If you are pregnant, have diabetes, or are worried that you may have a sexually transmitted disease (STD), talk to your doctor. You will also want to talk to your doctor if you get repeat yeast infections, or if your yeast infection is accompanied by a fever or pelvic pain.
How can I prevent getting a UTI or yeast infection and maintain good vaginal and urinary tract health?
To prevent getting a UTI or a yeast infection, follow these steps from The National Institute of Diabetes and Digestive and Kidney Diseases (NIDDK) and the Centers for Disease Control and Prevention (CDC):
- Keep yourself hydrated. People without kidney failure drink 6 to 8, 8 ounce glasses of water a day. Talk to your doctor about how much fluid is right for you.

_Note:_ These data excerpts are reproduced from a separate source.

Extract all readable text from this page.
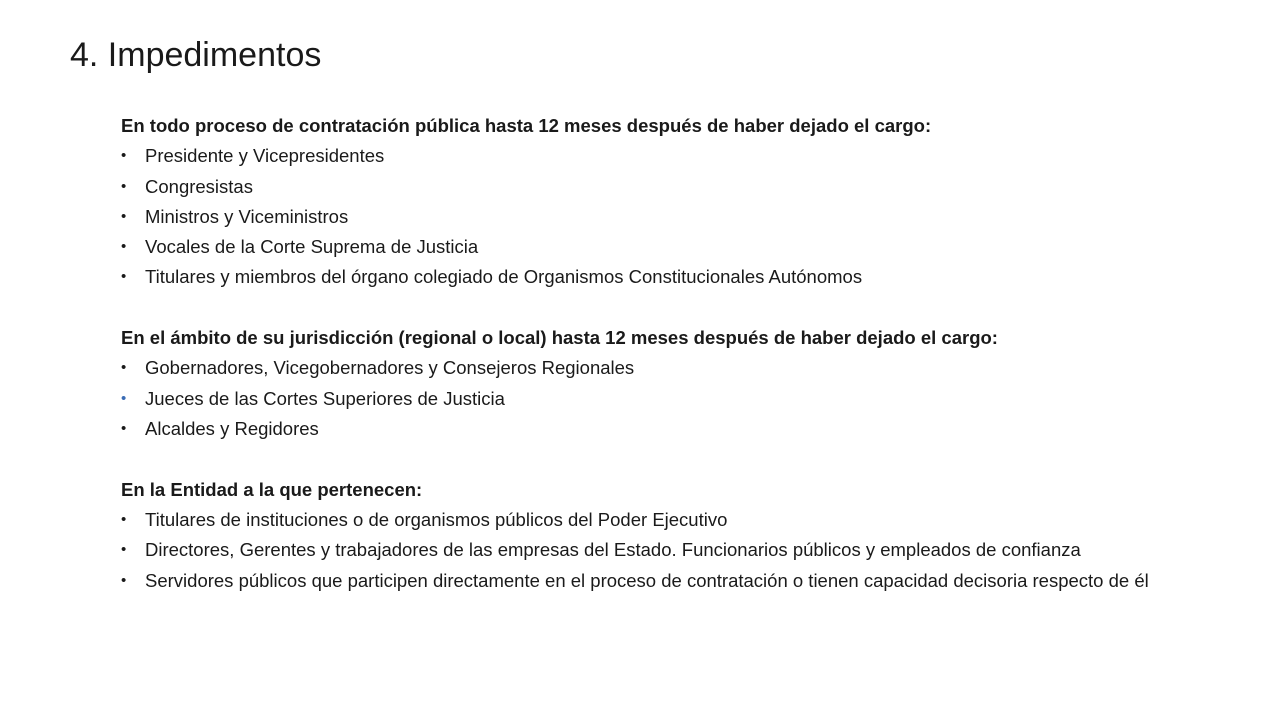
4. Impedimentos

En todo proceso de contratación pública hasta 12 meses después de haber dejado el cargo:

•	Presidente y Vicepresidentes
•	Congresistas
•	Ministros y Viceministros
•	Vocales de la Corte Suprema de Justicia
•	Titulares y miembros del órgano colegiado de Organismos Constitucionales Autónomos

En el ámbito de su jurisdicción (regional o local) hasta 12 meses después de haber dejado el cargo:

•	Gobernadores, Vicegobernadores y Consejeros Regionales
•	Jueces de las Cortes Superiores de Justicia
•	Alcaldes y Regidores

En la Entidad a la que pertenecen:

•	Titulares de instituciones o de organismos públicos del Poder Ejecutivo
•	Directores, Gerentes y trabajadores de las empresas del Estado. Funcionarios públicos y empleados de confianza
•	Servidores públicos que participen directamente en el proceso de contratación o tienen capacidad decisoria respecto de él
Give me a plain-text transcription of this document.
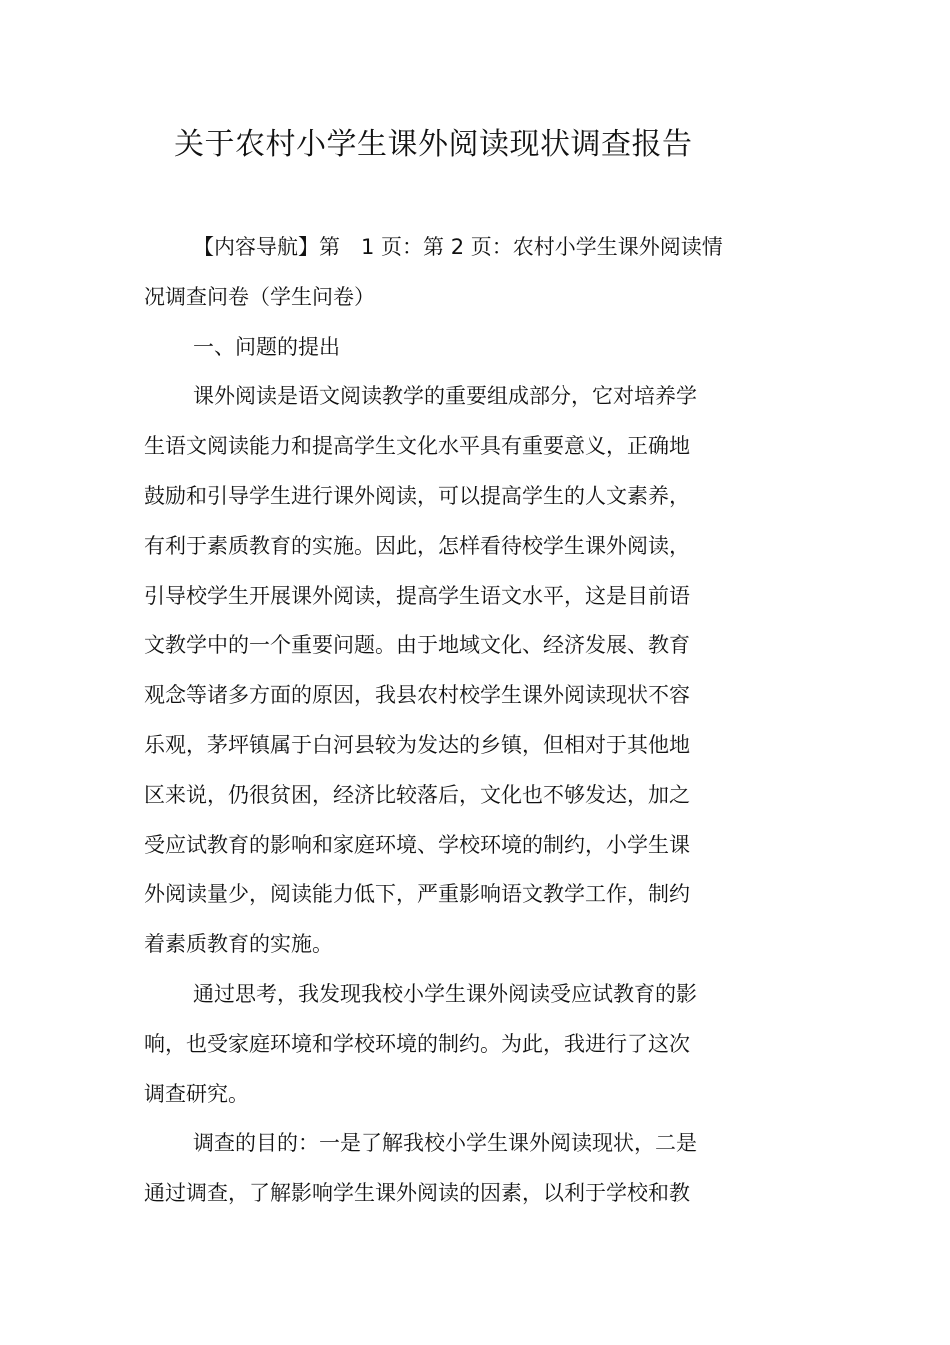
关于农村小学生课外阅读现状调查报告
【内容导航】第　1 页：第 2 页：农村小学生课外阅读情
况调查问卷（学生问卷）
一、问题的提出
课外阅读是语文阅读教学的重要组成部分，它对培养学
生语文阅读能力和提高学生文化水平具有重要意义，正确地
鼓励和引导学生进行课外阅读，可以提高学生的人文素养，
有利于素质教育的实施。因此，怎样看待校学生课外阅读，
引导校学生开展课外阅读，提高学生语文水平，这是目前语
文教学中的一个重要问题。由于地域文化、经济发展、教育
观念等诸多方面的原因，我县农村校学生课外阅读现状不容
乐观，茅坪镇属于白河县较为发达的乡镇，但相对于其他地
区来说，仍很贫困，经济比较落后，文化也不够发达，加之
受应试教育的影响和家庭环境、学校环境的制约，小学生课
外阅读量少，阅读能力低下，严重影响语文教学工作，制约
着素质教育的实施。
通过思考，我发现我校小学生课外阅读受应试教育的影
响，也受家庭环境和学校环境的制约。为此，我进行了这次
调查研究。
调查的目的：一是了解我校小学生课外阅读现状，二是
通过调查，了解影响学生课外阅读的因素，以利于学校和教
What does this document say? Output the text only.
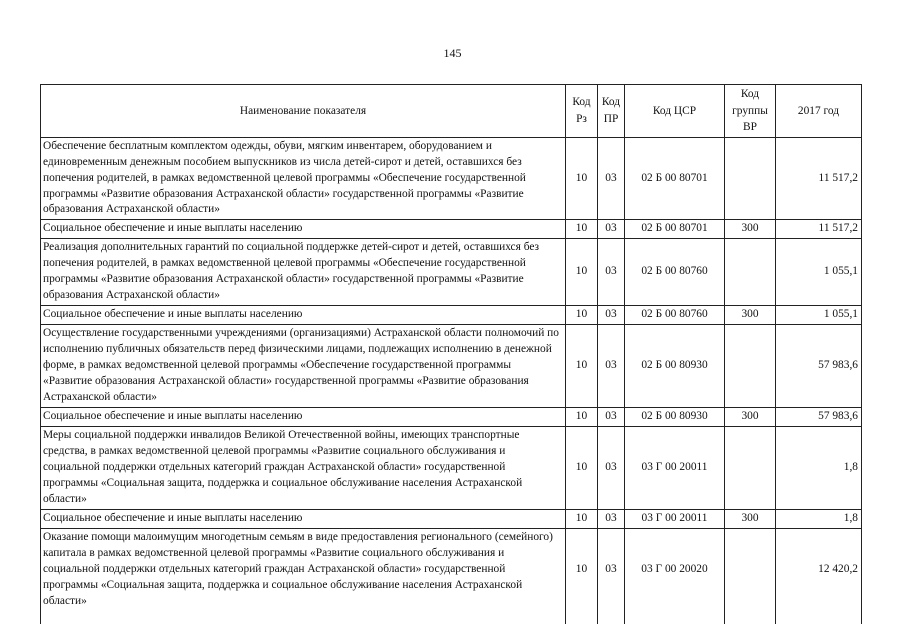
145
Наименование показателя	Код Рз	Код ПР	Код ЦСР	Код группы ВР	2017 год
Обеспечение бесплатным комплектом одежды, обуви, мягким инвентарем, оборудованием и единовременным денежным пособием выпускников из числа детей-сирот и детей, оставшихся без попечения родителей, в рамках ведомственной целевой программы «Обеспечение государственной программы «Развитие образования Астраханской области» государственной программы «Развитие образования Астраханской области»	10	03	02 Б 00 80701		11 517,2
Социальное обеспечение и иные выплаты населению	10	03	02 Б 00 80701	300	11 517,2
Реализация дополнительных гарантий по социальной поддержке детей-сирот и детей, оставшихся без попечения родителей, в рамках ведомственной целевой программы «Обеспечение государственной программы «Развитие образования Астраханской области» государственной программы «Развитие образования Астраханской области»	10	03	02 Б 00 80760		1 055,1
Социальное обеспечение и иные выплаты населению	10	03	02 Б 00 80760	300	1 055,1
Осуществление государственными учреждениями (организациями) Астраханской области полномочий по исполнению публичных обязательств перед физическими лицами, подлежащих исполнению в денежной форме, в рамках ведомственной целевой программы «Обеспечение государственной программы «Развитие образования Астраханской области» государственной программы «Развитие образования Астраханской области»	10	03	02 Б 00 80930		57 983,6
Социальное обеспечение и иные выплаты населению	10	03	02 Б 00 80930	300	57 983,6
Меры социальной поддержки инвалидов Великой Отечественной войны, имеющих транспортные средства, в рамках ведомственной целевой программы «Развитие социального обслуживания и социальной поддержки отдельных категорий граждан Астраханской области» государственной программы «Социальная защита, поддержка и социальное обслуживание населения Астраханской области»	10	03	03 Г 00 20011		1,8
Социальное обеспечение и иные выплаты населению	10	03	03 Г 00 20011	300	1,8
Оказание помощи малоимущим многодетным семьям в виде предоставления регионального (семейного) капитала в рамках ведомственной целевой программы «Развитие социального обслуживания и социальной поддержки отдельных категорий граждан Астраханской области» государственной программы «Социальная защита, поддержка и социальное обслуживание населения Астраханской области»	10	03	03 Г 00 20020		12 420,2
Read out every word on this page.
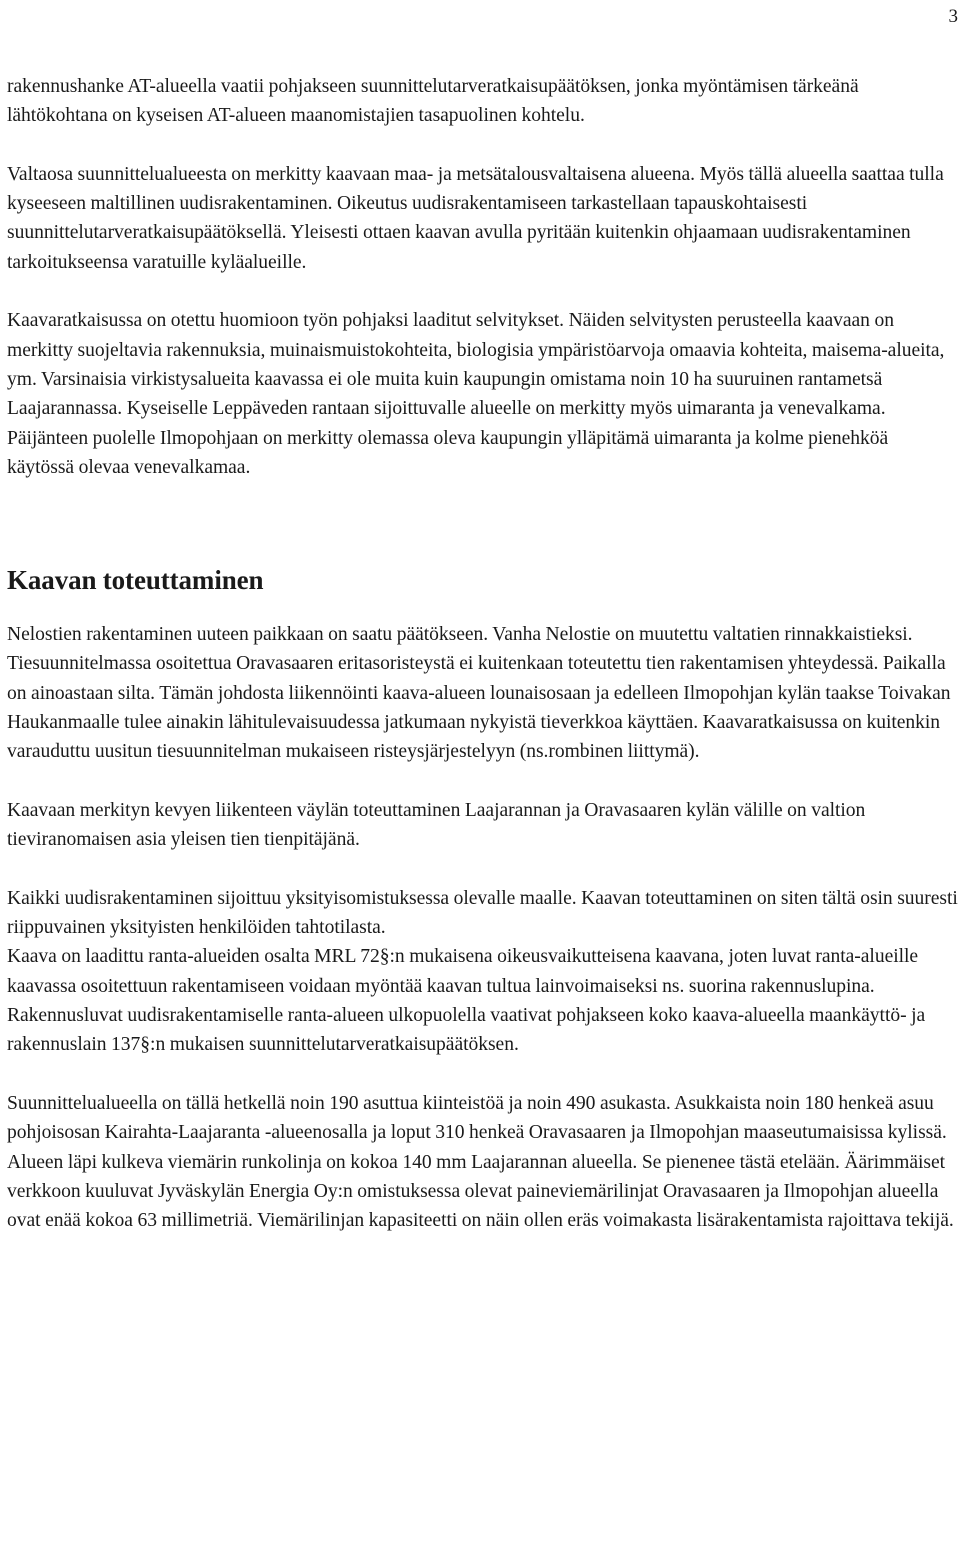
3

rakennushanke AT-alueella vaatii pohjakseen suunnittelutarveratkaisupäätöksen, jonka myöntämisen tärkeänä lähtökohtana on kyseisen AT-alueen maanomistajien tasapuolinen kohtelu.

Valtaosa suunnittelualueesta on merkitty kaavaan maa- ja metsätalousvaltaisena alueena. Myös tällä alueella saattaa tulla kyseeseen maltillinen uudisrakentaminen. Oikeutus uudisrakentamiseen tarkastellaan tapauskohtaisesti suunnittelutarveratkaisupäätöksellä. Yleisesti ottaen kaavan avulla pyritään kuitenkin ohjaamaan uudisrakentaminen tarkoitukseensa varatuille kyläalueille.

Kaavaratkaisussa on otettu huomioon työn pohjaksi laaditut selvitykset. Näiden selvitysten perusteella kaavaan on merkitty suojeltavia rakennuksia, muinaismuistokohteita, biologisia ympäristöarvoja omaavia kohteita, maisema-alueita, ym. Varsinaisia virkistysalueita kaavassa ei ole muita kuin kaupungin omistama noin 10 ha suuruinen rantametsä Laajarannassa. Kyseiselle Leppäveden rantaan sijoittuvalle alueelle on merkitty myös uimaranta ja venevalkama. Päijänteen puolelle Ilmopohjaan on merkitty olemassa oleva kaupungin ylläpitämä uimaranta ja kolme pienehköä käytössä olevaa venevalkamaa.

Kaavan toteuttaminen

Nelostien rakentaminen uuteen paikkaan on saatu päätökseen. Vanha Nelostie on muutettu valtatien rinnakkaistieksi. Tiesuunnitelmassa osoitettua Oravasaaren eritasoristeystä ei kuitenkaan toteutettu tien rakentamisen yhteydessä. Paikalla on ainoastaan silta. Tämän johdosta liikennöinti kaava-alueen lounaisosaan ja edelleen Ilmopohjan kylän taakse Toivakan Haukanmaalle tulee ainakin lähitulevaisuudessa jatkumaan nykyistä tieverkkoa käyttäen. Kaavaratkaisussa on kuitenkin varauduttu uusitun tiesuunnitelman mukaiseen risteysjärjestelyyn (ns.rombinen liittymä).

Kaavaan merkityn kevyen liikenteen väylän toteuttaminen Laajarannan ja Oravasaaren kylän välille on valtion tieviranomaisen asia yleisen tien tienpitäjänä.

Kaikki uudisrakentaminen sijoittuu yksityisomistuksessa olevalle maalle. Kaavan toteuttaminen on siten tältä osin suuresti riippuvainen yksityisten henkilöiden tahtotilasta.

Kaava on laadittu ranta-alueiden osalta MRL 72§:n mukaisena oikeusvaikutteisena kaavana, joten luvat ranta-alueille kaavassa osoitettuun rakentamiseen voidaan myöntää kaavan tultua lainvoimaiseksi ns. suorina rakennuslupina.

Rakennusluvat uudisrakentamiselle ranta-alueen ulkopuolella vaativat pohjakseen koko kaava-alueella maankäyttö- ja rakennuslain 137§:n mukaisen suunnittelutarveratkaisupäätöksen.

Suunnittelualueella on tällä hetkellä noin 190 asuttua kiinteistöä ja noin 490 asukasta. Asukkaista noin 180 henkeä asuu pohjoisosan Kairahta-Laajaranta -alueenosalla ja loput 310 henkeä Oravasaaren ja Ilmopohjan maaseutumaisissa kylissä.

Alueen läpi kulkeva viemärin runkolinja on kokoa 140 mm Laajarannan alueella. Se pienenee tästä etelään. Äärimmäiset verkkoon kuuluvat Jyväskylän Energia Oy:n omistuksessa olevat paineviemärilinjat Oravasaaren ja Ilmopohjan alueella ovat enää kokoa 63 millimetriä. Viemärilinjan kapasiteetti on näin ollen eräs voimakasta lisärakentamista rajoittava tekijä.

- Urinate often and when you feel the first urge. Bacteria can grow when urine stays in the bladder too long.
- Urinate after having sex to flush away bacteria that may have entered your urethra during intercourse.
- Wear cotton underwear and loose-fitting clothes so that your urethra stays dry. Avoid wearing nylon underwear and tight-fitting jeans; these can trap moisture and help bacteria grow.
- For some women, using a diaphragm or spermicide for birth control can lead to UTIs by increasing bacteria growth. If you have trouble with UTIs, try switching to a new form of birth control. Unlubricated condoms or spermicidal condoms increase irritation, which can help bacteria grow. Consider switching to lubricated condoms without spermicide or using a nonspermicidal lubricant.
- Avoid douching and vaginal sprays and perfumed or colored toilet paper.